Tragédia na Líbia podia ter sido evitada: avisos de que as barragens de Derna poderiam romper foram ignorados durante anos
Os avisos eram claros mas foram ignorados durante anos. Há muito que os especialistas alertavam que as inundações representavam um perigo significativo para as duas barragens destinadas a proteger cerca de 90 mil pessoas no nordeste da Líbia: foram sucessivos os pedidos de manutenção imediata das duas estruturas, localizadas logo acima da cidade costeira de Derna. No entanto, os sucessivos Governos do país nunca reagiram, garantiu a ‘Associated Press’.
“No caso de uma grande inundação, as consequências serão desastrosas para os residentes do vale e da cidade”, escreveu Abdelwanees Ashoor, professor de engenharia civil, num estudo publicado no ano passado no ‘Sabha University Journal of Pure and Applied Science’.

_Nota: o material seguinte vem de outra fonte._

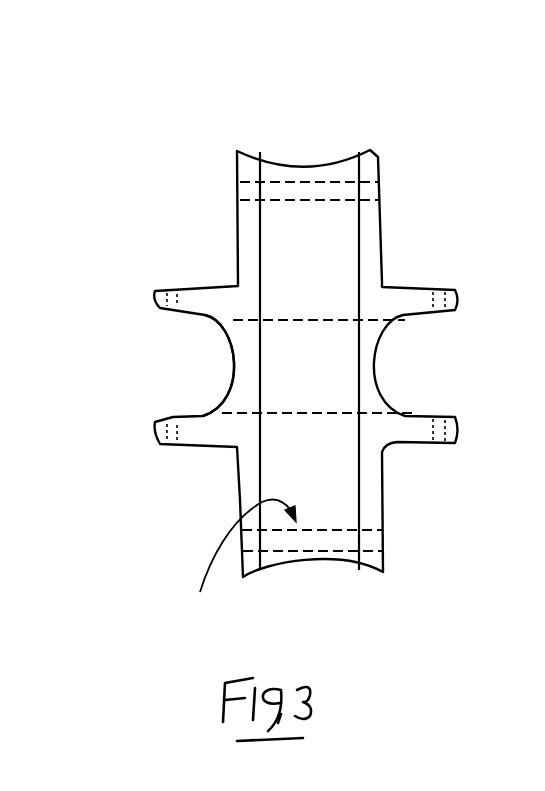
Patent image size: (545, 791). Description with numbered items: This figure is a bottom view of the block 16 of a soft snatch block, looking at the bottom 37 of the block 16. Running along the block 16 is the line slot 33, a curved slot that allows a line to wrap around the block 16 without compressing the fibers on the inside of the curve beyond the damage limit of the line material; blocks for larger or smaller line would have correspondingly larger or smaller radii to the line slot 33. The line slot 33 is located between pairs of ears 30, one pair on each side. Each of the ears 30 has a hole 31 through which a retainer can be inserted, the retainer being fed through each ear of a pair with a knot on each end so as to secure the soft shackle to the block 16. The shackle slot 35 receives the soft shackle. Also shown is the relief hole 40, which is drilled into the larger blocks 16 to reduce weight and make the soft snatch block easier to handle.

The block 16 is at (310, 358).
The ears 30 is at (456, 288).
The holes 31 is at (173, 298).
The line slot 33 is at (320, 383).
The shackle slot 35 is at (176, 360).
The bottom 37 is at (234, 570).
The relief hole 40 is at (383, 193).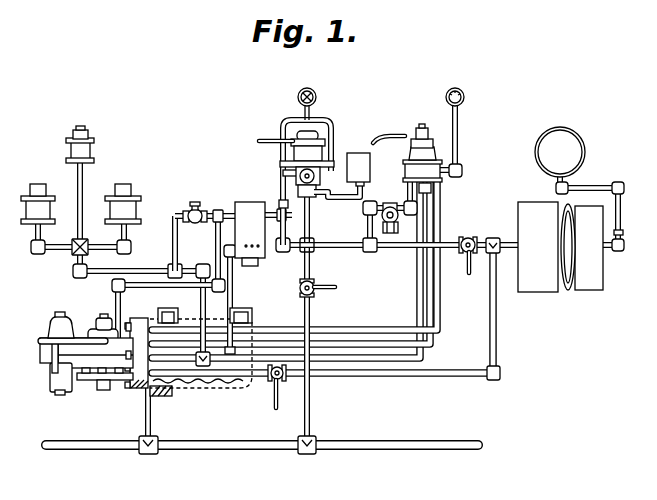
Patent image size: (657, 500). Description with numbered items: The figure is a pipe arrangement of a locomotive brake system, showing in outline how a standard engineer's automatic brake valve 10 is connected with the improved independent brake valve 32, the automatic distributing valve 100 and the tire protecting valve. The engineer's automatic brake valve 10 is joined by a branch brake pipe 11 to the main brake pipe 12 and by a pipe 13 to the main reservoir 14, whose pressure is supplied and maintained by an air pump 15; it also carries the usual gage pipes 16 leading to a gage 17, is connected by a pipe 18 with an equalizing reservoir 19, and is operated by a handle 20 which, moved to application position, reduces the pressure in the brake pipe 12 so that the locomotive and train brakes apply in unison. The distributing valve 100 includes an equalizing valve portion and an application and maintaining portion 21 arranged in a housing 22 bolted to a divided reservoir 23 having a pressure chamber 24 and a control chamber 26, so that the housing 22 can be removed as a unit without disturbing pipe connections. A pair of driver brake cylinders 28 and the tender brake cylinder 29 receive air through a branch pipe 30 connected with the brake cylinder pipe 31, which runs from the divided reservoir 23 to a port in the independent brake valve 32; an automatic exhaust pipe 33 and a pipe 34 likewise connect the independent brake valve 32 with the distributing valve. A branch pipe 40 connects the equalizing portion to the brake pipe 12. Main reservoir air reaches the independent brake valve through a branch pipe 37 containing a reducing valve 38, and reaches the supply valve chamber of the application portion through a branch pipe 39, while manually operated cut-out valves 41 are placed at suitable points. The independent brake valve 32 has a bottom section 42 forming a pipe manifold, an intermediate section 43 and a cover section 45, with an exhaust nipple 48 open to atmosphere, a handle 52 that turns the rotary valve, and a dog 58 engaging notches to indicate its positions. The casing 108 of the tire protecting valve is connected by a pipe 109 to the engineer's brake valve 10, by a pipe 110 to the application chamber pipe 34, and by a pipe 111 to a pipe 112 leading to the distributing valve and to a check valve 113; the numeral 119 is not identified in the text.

The engineer's automatic brake valve 10 is at (334, 114).
The branch brake pipe 11 is at (312, 305).
The main brake pipe 12 is at (272, 451).
The main reservoir line 13 is at (338, 249).
The main reservoir 14 is at (560, 247).
The air pump 15 is at (579, 189).
The gage pipes 16 is at (287, 120).
The gage 17 is at (313, 88).
The pipe 18 is at (342, 200).
The equalizing reservoir 19 is at (358, 169).
The handle 20 is at (258, 141).
The application and maintaining portion 21 is at (42, 323).
The housing 22 is at (85, 359).
The divided reservoir 23 is at (194, 393).
The pressure chamber 24 is at (207, 389).
The control chamber 26 is at (162, 391).
The driver brake cylinders 28 is at (81, 219).
The tender brake cylinder 29 is at (88, 148).
The branch pipe 30 is at (154, 269).
The brake cylinder pipe 31 is at (424, 270).
The independent brake valve 32 is at (430, 124).
The automatic exhaust pipe 33 is at (441, 215).
The application chamber pipe 34 is at (433, 304).
The branch pipe 37 is at (407, 186).
The reducing valve 38 is at (396, 218).
The branch pipe 39 is at (466, 377).
The branch pipe 40 is at (146, 418).
The cut-out valves 41 is at (337, 288).
The bottom section 42 is at (422, 171).
The intermediate section 43 is at (457, 165).
The cover section 45 is at (422, 153).
The exhaust nipple 48 is at (432, 187).
The handle 52 is at (392, 139).
The dog 58 is at (410, 148).
The automatic distributing valve 100 is at (33, 360).
The tire protecting valve casing 108 is at (250, 234).
The pipe 109 is at (271, 212).
The pipe 110 is at (232, 293).
The pipe 111 is at (216, 211).
The pipe 112 is at (156, 286).
The check valve 113 is at (198, 203).
The pipe 119 is at (177, 243).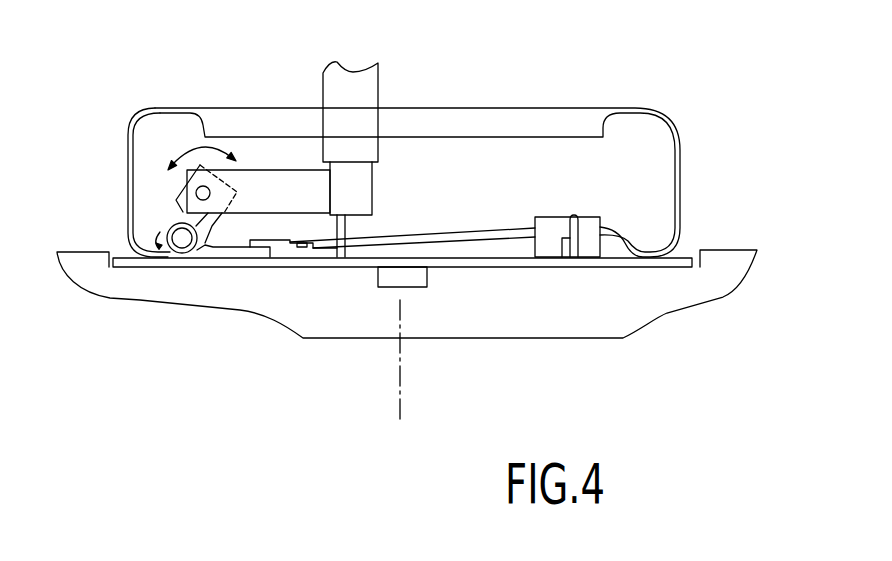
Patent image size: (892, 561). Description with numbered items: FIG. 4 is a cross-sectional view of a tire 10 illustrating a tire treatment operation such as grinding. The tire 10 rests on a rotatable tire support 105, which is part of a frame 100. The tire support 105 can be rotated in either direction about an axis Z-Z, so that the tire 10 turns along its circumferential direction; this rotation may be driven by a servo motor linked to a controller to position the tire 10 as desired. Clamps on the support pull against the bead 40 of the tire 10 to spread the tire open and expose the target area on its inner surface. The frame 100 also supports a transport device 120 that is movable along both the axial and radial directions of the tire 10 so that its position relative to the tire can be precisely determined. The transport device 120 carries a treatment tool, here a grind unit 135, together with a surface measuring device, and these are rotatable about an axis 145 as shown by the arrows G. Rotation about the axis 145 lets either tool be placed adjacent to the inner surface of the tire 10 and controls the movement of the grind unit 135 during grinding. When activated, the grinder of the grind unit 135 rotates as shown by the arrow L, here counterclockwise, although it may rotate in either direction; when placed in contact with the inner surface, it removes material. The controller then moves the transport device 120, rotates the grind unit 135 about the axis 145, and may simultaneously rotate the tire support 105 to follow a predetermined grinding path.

The tire 10 is at (528, 123).
The transport device 120 is at (368, 85).
The axis 145 is at (204, 193).
The grind unit 135 is at (182, 238).
The bead 40 is at (463, 237).
The tire support 105 is at (688, 257).
The frame 100 is at (650, 312).
The arrows G is at (190, 150).
The arrow L is at (165, 233).
The axis Z- Z is at (400, 400).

Às primeiras horas do passado dia 11, os moradores de Derna acordaram com fortes explosões antes de as águas invadirem a cidade mediterrânea – as duas barragens romperam, criando uma parede de água com dois andares de altura que varreu bairros inteiros para o mar. O dilúvio revelou-se fatal para milhares de pessoas em apenas alguns segundos.
O número de mortos tem sido variado, com diferentes funcionários governamentais e agências humanitárias a fornecerem números diferentes. O Crescente Vermelho da Líbia disse que pelo menos 11.300 pessoas foram mortas e outras 10.000 estão desaparecidas. Já o Escritório das Nações Unidas para a Coordenação de Assuntos Humanitários citou números muito mais baixos, com cerca de 4 mil pessoas mortas e 9 mil desaparecidas. De acordo com o ministro da Saúde do Leste da Líbia, Othman Abduljaleel, há pelo menos 3.283 corpos que foram enterrados até a noite do passado domingo, sem no entanto precisar quantos corpos foram recuperados no total.

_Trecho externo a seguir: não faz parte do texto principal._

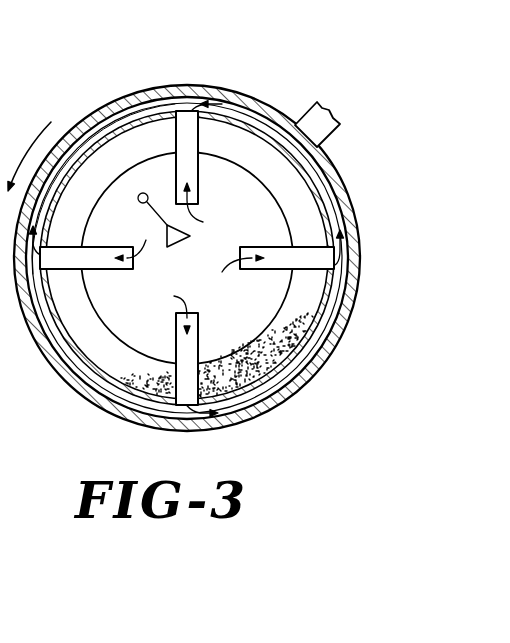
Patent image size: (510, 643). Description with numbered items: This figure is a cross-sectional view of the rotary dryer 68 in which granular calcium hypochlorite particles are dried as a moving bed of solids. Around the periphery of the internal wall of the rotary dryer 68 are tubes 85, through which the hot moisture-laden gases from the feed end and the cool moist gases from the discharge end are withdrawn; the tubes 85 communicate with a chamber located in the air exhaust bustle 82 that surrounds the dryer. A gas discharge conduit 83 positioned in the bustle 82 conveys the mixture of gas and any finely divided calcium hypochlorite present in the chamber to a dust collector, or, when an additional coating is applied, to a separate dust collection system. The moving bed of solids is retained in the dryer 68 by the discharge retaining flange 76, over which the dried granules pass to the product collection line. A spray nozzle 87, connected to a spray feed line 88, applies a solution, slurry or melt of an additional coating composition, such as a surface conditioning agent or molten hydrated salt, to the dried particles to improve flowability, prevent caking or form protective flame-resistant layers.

The rotary dryer 68 is at (314, 367).
The discharge retaining flange 76 is at (245, 145).
The air exhaust bustle 82 is at (136, 93).
The gas discharge conduit 83 is at (338, 130).
The tubes 85 is at (199, 172).
The spray nozzle 87 is at (170, 248).
The spray feed line 88 is at (146, 192).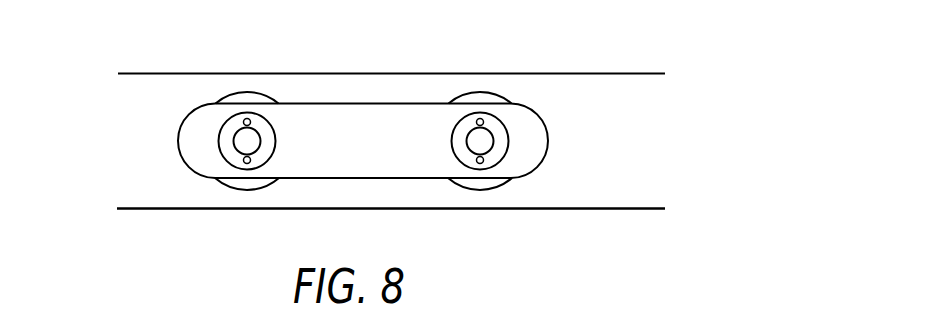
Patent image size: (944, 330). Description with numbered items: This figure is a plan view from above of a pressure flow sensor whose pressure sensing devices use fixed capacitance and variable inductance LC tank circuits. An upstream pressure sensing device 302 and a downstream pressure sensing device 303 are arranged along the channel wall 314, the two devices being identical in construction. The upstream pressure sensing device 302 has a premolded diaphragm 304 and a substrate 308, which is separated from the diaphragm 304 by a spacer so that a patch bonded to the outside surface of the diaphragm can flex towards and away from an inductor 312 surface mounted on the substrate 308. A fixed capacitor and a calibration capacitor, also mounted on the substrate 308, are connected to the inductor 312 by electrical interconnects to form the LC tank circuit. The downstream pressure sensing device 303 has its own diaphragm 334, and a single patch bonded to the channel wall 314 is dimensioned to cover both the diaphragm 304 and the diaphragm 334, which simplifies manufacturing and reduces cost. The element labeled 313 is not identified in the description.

The upstream pressure sensing device 302 is at (263, 111).
The downstream pressure sensing device 303 is at (453, 126).
The premolded diaphragm 304 is at (272, 102).
The substrate 308 is at (276, 140).
The inductor 312 is at (234, 143).
The track rail 313 is at (570, 209).
The channel wall 314 is at (140, 138).
The diaphragm 334 is at (501, 98).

A negligência e a corrupção são abundantes na Líbia, um país com cerca de 7 milhões de habitantes que dispõe de uma riqueza de reservas comprovadas de petróleo e gás natural. Em 2022, o país ocupava a 171ª posição entre 180 no índice de transparência compilado pela Transparência Internacional.

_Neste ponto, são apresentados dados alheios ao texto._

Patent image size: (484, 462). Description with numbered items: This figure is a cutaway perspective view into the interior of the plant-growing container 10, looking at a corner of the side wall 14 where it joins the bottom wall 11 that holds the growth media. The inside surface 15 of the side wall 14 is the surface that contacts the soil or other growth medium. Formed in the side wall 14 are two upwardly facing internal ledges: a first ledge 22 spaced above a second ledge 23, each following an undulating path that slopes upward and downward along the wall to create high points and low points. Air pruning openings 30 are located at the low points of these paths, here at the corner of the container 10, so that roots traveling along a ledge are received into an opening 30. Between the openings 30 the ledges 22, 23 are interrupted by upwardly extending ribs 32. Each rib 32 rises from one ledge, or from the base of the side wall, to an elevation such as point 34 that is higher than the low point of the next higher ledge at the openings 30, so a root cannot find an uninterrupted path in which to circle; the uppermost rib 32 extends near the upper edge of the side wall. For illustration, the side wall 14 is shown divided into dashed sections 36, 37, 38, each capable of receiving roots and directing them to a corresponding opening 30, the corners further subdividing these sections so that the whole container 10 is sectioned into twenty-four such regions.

As barragens Abu Mansour e Derna foram construídas por uma construtora jugoslava na década de 1970 – Abu Mansour, a 14 quilómetros da cidade, tinha 74 metros de altura e podia conter até 22,5 milhões de metros cúbicos de água. Já a barragem de Derna, também conhecida como Belad, fica muito mais perto da cidade e tem capacidade para 1,5 milhões de metros cúbicos de água.
“Ambas as barragens não recebiam manutenção há muitos anos, apesar das repetidas inundações que atingiram a cidade no passado”, garantiu Saleh Emhanna, investigador geológico da Universidade de Ajdabia, na Líbia. As barragens sofreram grandes danos numa forte tempestade que atingiu a região em 1986: mais de uma década depois, um estudo encomendado pelo Governo líbio revelou fissuras nas suas estruturas, salientou o procurador-geral da Líbia, al-Sediq al-Sour. O responsável garantiu, na passada sexta-feira, que iria ser investigado o colapso das duas barragens.
De acordo com uma agência de auditoria estatal em 2021, as duas barragens não tiveram manutenção, apesar da alocação de mais de 2 milhões de dólares para esse fim, em 2012 e 2013. Não foi feito qualquer trabalho na área. Uma empresa turca foi contratada em 2007 para realizar a manutenção das duas barragens e construir outra barragem entre elas. No seu site, a Arsel Construction Company Ltd. afirmou que concluiu as suas obras em novembro de 2012. No entanto, fotos recentes de satélite mostram que não foi construída qualquer nova barragem.